🐸 L’autoédition, ma petite expérience

        Bonjour les masos,

        Aujourd’hui, je vous retrouve pour parler de ma petite expérience en autoédition. Je n’ai pas tout vu, pas tout vécu, mais je me dis que ça pourra peut-être en aider certains à se faire une idée de ce qui peut les attendre. Ici, je parlerai d’autoédition numérique puisque je n’ai pas expérimenté le format broché.

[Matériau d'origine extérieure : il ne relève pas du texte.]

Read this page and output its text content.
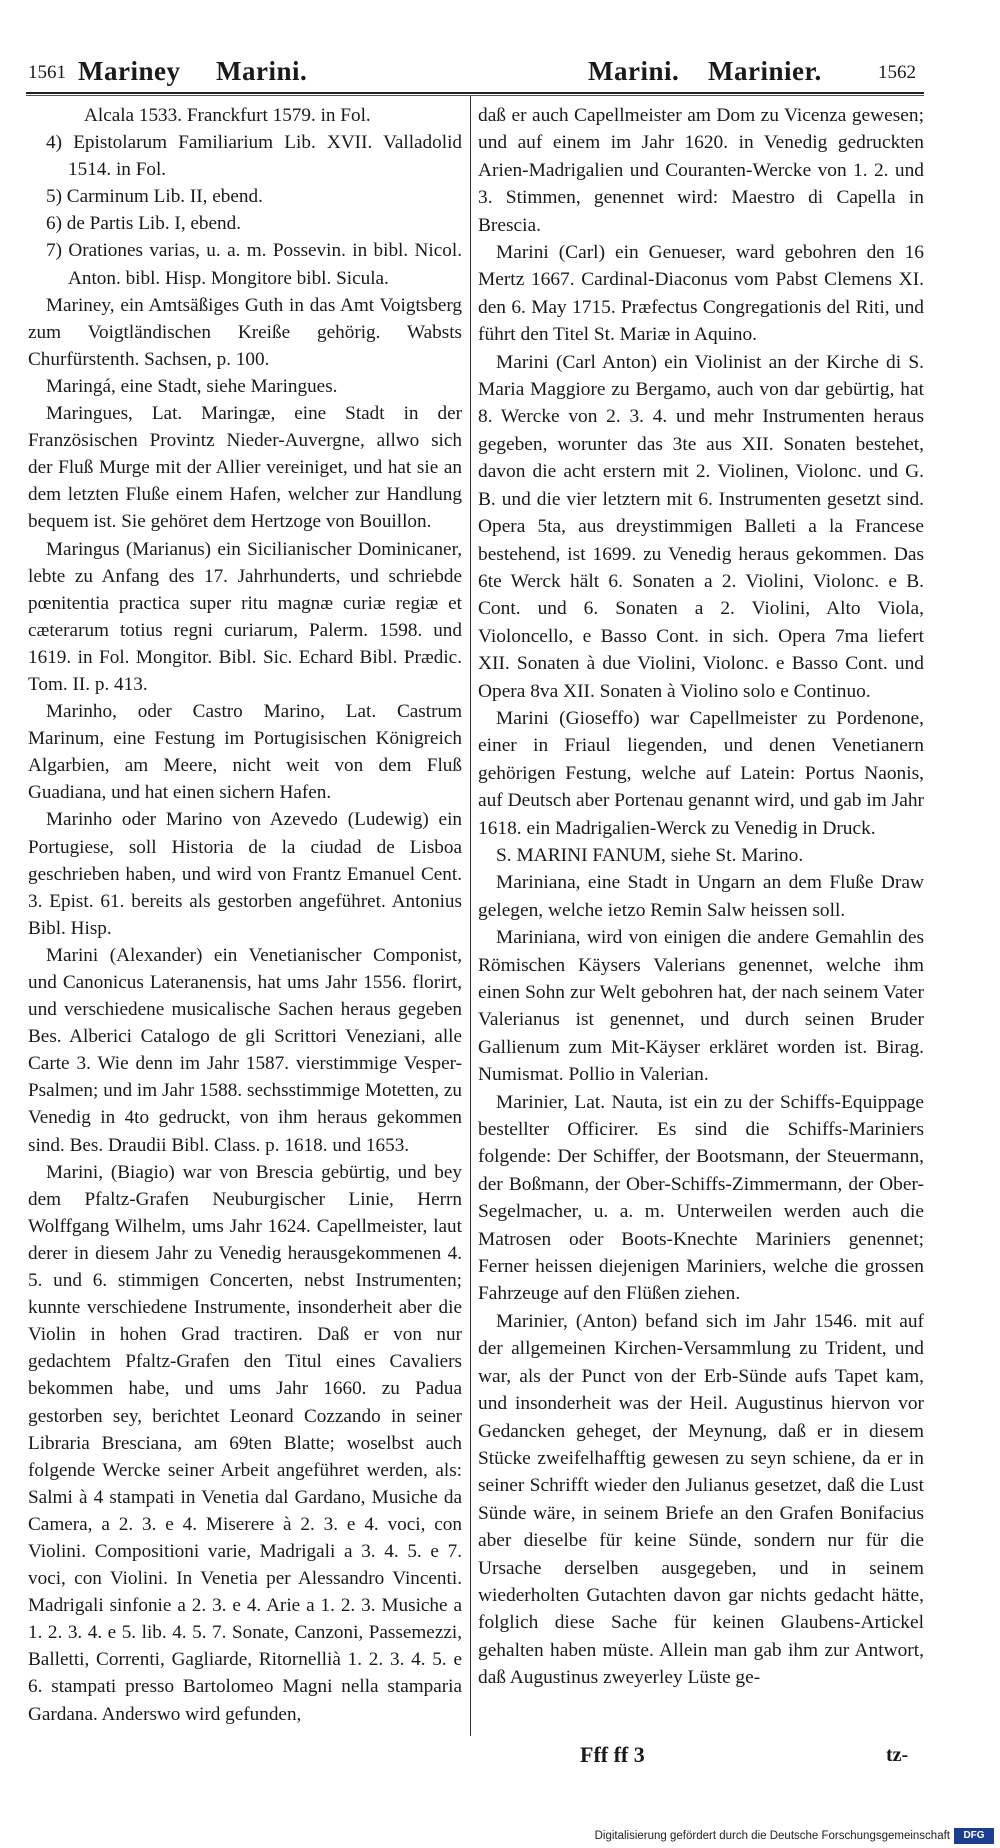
1561 Mariney Marini.	Marini. Marinier.	1562

Alcala 1533. Franckfurt 1579. in Fol.

4) Epistolarum Familiarium Lib. XVII. Valladolid 1514. in Fol.

5) Carminum Lib. II, ebend.

6) de Partis Lib. I, ebend.

7) Orationes varias, u. a. m. Possevin. in bibl. Nicol. Anton. bibl. Hisp. Mongitore bibl. Sicula.

Mariney, ein Amtsäßiges Guth in das Amt Voigtsberg zum Voigtländischen Kreiße gehörig. Wabsts Churfürstenth. Sachsen, p. 100.

Maringá, eine Stadt, siehe Maringues.

Maringues, Lat. Maringæ, eine Stadt in der Französischen Provintz Nieder-Auvergne, allwo sich der Fluß Murge mit der Allier vereiniget, und hat sie an dem letzten Fluße einem Hafen, welcher zur Handlung bequem ist. Sie gehöret dem Hertzoge von Bouillon.

Maringus (Marianus) ein Sicilianischer Dominicaner, lebte zu Anfang des 17. Jahrhunderts, und schriebde pœnitentia practica super ritu magnæ curiæ regiæ et cæterarum totius regni curiarum, Palerm. 1598. und 1619. in Fol. Mongitor. Bibl. Sic. Echard Bibl. Prædic. Tom. II. p. 413.

Marinho, oder Castro Marino, Lat. Castrum Marinum, eine Festung im Portugisischen Königreich Algarbien, am Meere, nicht weit von dem Fluß Guadiana, und hat einen sichern Hafen.

Marinho oder Marino von Azevedo (Ludewig) ein Portugiese, soll Historia de la ciudad de Lisboa geschrieben haben, und wird von Frantz Emanuel Cent. 3. Epist. 61. bereits als gestorben angeführet. Antonius Bibl. Hisp.

Marini (Alexander) ein Venetianischer Componist, und Canonicus Lateranensis, hat ums Jahr 1556. florirt, und verschiedene musicalische Sachen heraus gegeben Bes. Alberici Catalogo de gli Scrittori Veneziani, alle Carte 3. Wie denn im Jahr 1587. vierstimmige Vesper-Psalmen; und im Jahr 1588. sechsstimmige Motetten, zu Venedig in 4to gedruckt, von ihm heraus gekommen sind. Bes. Draudii Bibl. Class. p. 1618. und 1653.

Marini, (Biagio) war von Brescia gebürtig, und bey dem Pfaltz-Grafen Neuburgischer Linie, Herrn Wolffgang Wilhelm, ums Jahr 1624. Capellmeister, laut derer in diesem Jahr zu Venedig herausgekommenen 4. 5. und 6. stimmigen Concerten, nebst Instrumenten; kunnte verschiedene Instrumente, insonderheit aber die Violin in hohen Grad tractiren. Daß er von nur gedachtem Pfaltz-Grafen den Titul eines Cavaliers bekommen habe, und ums Jahr 1660. zu Padua gestorben sey, berichtet Leonard Cozzando in seiner Libraria Bresciana, am 69ten Blatte; woselbst auch folgende Wercke seiner Arbeit angeführet werden, als: Salmi à 4 stampati in Venetia dal Gardano, Musiche da Camera, a 2. 3. e 4. Miserere à 2. 3. e 4. voci, con Violini. Compositioni varie, Madrigali a 3. 4. 5. e 7. voci, con Violini. In Venetia per Alessandro Vincenti. Madrigali sinfonie a 2. 3. e 4. Arie a 1. 2. 3. Musiche a 1. 2. 3. 4. e 5. lib. 4. 5. 7. Sonate, Canzoni, Passemezzi, Balletti, Correnti, Gagliarde, Ritornellià 1. 2. 3. 4. 5. e 6. stampati presso Bartolomeo Magni nella stamparia Gardana. Anderswo wird gefunden,

daß er auch Capellmeister am Dom zu Vicenza gewesen; und auf einem im Jahr 1620. in Venedig gedruckten Arien-Madrigalien und Couranten-Wercke von 1. 2. und 3. Stimmen, genennet wird: Maestro di Capella in Brescia.

Marini (Carl) ein Genueser, ward gebohren den 16 Mertz 1667. Cardinal-Diaconus vom Pabst Clemens XI. den 6. May 1715. Præfectus Congregationis del Riti, und führt den Titel St. Mariæ in Aquino.

Marini (Carl Anton) ein Violinist an der Kirche di S. Maria Maggiore zu Bergamo, auch von dar gebürtig, hat 8. Wercke von 2. 3. 4. und mehr Instrumenten heraus gegeben, worunter das 3te aus XII. Sonaten bestehet, davon die acht erstern mit 2. Violinen, Violonc. und G. B. und die vier letztern mit 6. Instrumenten gesetzt sind. Opera 5ta, aus dreystimmigen Balleti a la Francese bestehend, ist 1699. zu Venedig heraus gekommen. Das 6te Werck hält 6. Sonaten a 2. Violini, Violonc. e B. Cont. und 6. Sonaten a 2. Violini, Alto Viola, Violoncello, e Basso Cont. in sich. Opera 7ma liefert XII. Sonaten à due Violini, Violonc. e Basso Cont. und Opera 8va XII. Sonaten à Violino solo e Continuo.

Marini (Gioseffo) war Capellmeister zu Pordenone, einer in Friaul liegenden, und denen Venetianern gehörigen Festung, welche auf Latein: Portus Naonis, auf Deutsch aber Portenau genannt wird, und gab im Jahr 1618. ein Madrigalien-Werck zu Venedig in Druck.

S. MARINI FANUM, siehe St. Marino.

Mariniana, eine Stadt in Ungarn an dem Fluße Draw gelegen, welche ietzo Remin Salw heissen soll.

Mariniana, wird von einigen die andere Gemahlin des Römischen Käysers Valerians genennet, welche ihm einen Sohn zur Welt gebohren hat, der nach seinem Vater Valerianus ist genennet, und durch seinen Bruder Gallienum zum Mit-Käyser erkläret worden ist. Birag. Numismat. Pollio in Valerian.

Marinier, Lat. Nauta, ist ein zu der Schiffs-Equippage bestellter Officirer. Es sind die Schiffs-Mariniers folgende: Der Schiffer, der Bootsmann, der Steuermann, der Boßmann, der Ober-Schiffs-Zimmermann, der Ober-Segelmacher, u. a. m. Unterweilen werden auch die Matrosen oder Boots-Knechte Mariniers genennet; Ferner heissen diejenigen Mariniers, welche die grossen Fahrzeuge auf den Flüßen ziehen.

Marinier, (Anton) befand sich im Jahr 1546. mit auf der allgemeinen Kirchen-Versammlung zu Trident, und war, als der Punct von der Erb-Sünde aufs Tapet kam, und insonderheit was der Heil. Augustinus hiervon vor Gedancken geheget, der Meynung, daß er in diesem Stücke zweifelhafftig gewesen zu seyn schiene, da er in seiner Schrifft wieder den Julianus gesetzet, daß die Lust Sünde wäre, in seinem Briefe an den Grafen Bonifacius aber dieselbe für keine Sünde, sondern nur für die Ursache derselben ausgegeben, und in seinem wiederholten Gutachten davon gar nichts gedacht hätte, folglich diese Sache für keinen Glaubens-Artickel gehalten haben müste. Allein man gab ihm zur Antwort, daß Augustinus zweyerley Lüste ge-

Fff ff 3	tz-
Digitalisierung gefördert durch die Deutsche Forschungsgemeinschaft	DFG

        Avant tout, pourquoi l’autoédition ?

        J’ai d’abord choisi cette route parce que j’avais très peur du monde de l’édition. J’avais beaucoup de « on dit » en tête, et la crainte que mes histoires soient dénaturées. Puis, affronter les comités lectures demande d’être un minimum blindé psychologiquement. Se prendre des refus n’est jamais facile, et j’en ai fait l’expérience lorsque j’ai réussi à prendre mon courage à deux mains pour démarcher.

        Savoir enfiler plusieurs casquettes.

        C’est la première chose que j’ai apprise en me lançant dans l’aventure. S’autoéditer demande, au choix, de déléguer ou de savoir faire. Prenons par exemple la relecture et les corrections, si vous voulez que votre bouquin soit le plus lisible possible il est nécessaire de faire appel à des bêtas-readers.

        Pour la couverture, il faut maitriser un minimum les logiciels de montage ou déléguer à un graphiste. Et c’est sans compter sur la mise en page, la promo autour du bouquin etc…

        Amazon, pourquoi ?

        Aujourd’hui, il est difficile de passer à côté du géant Amazon. Il détient une grosse part de marché (en gros, il a plein de clients). Il propose un abonnement à une dizaine d’euros par mois pour avoir accès à un tas d’œuvres « gratuitement ». Je mets des guillemets car il y a tout de même le prix de l’abonnement dont une rémunération pour l’auteur.

        Pour ma part, après une lecture attentive du règlement, j’ai opté pour une rémunération à 35%. Vous pouvez choisir 70%, mais il est recommandé de bien lire le règlement avant pour voir ce qu’implique chaque rémunération.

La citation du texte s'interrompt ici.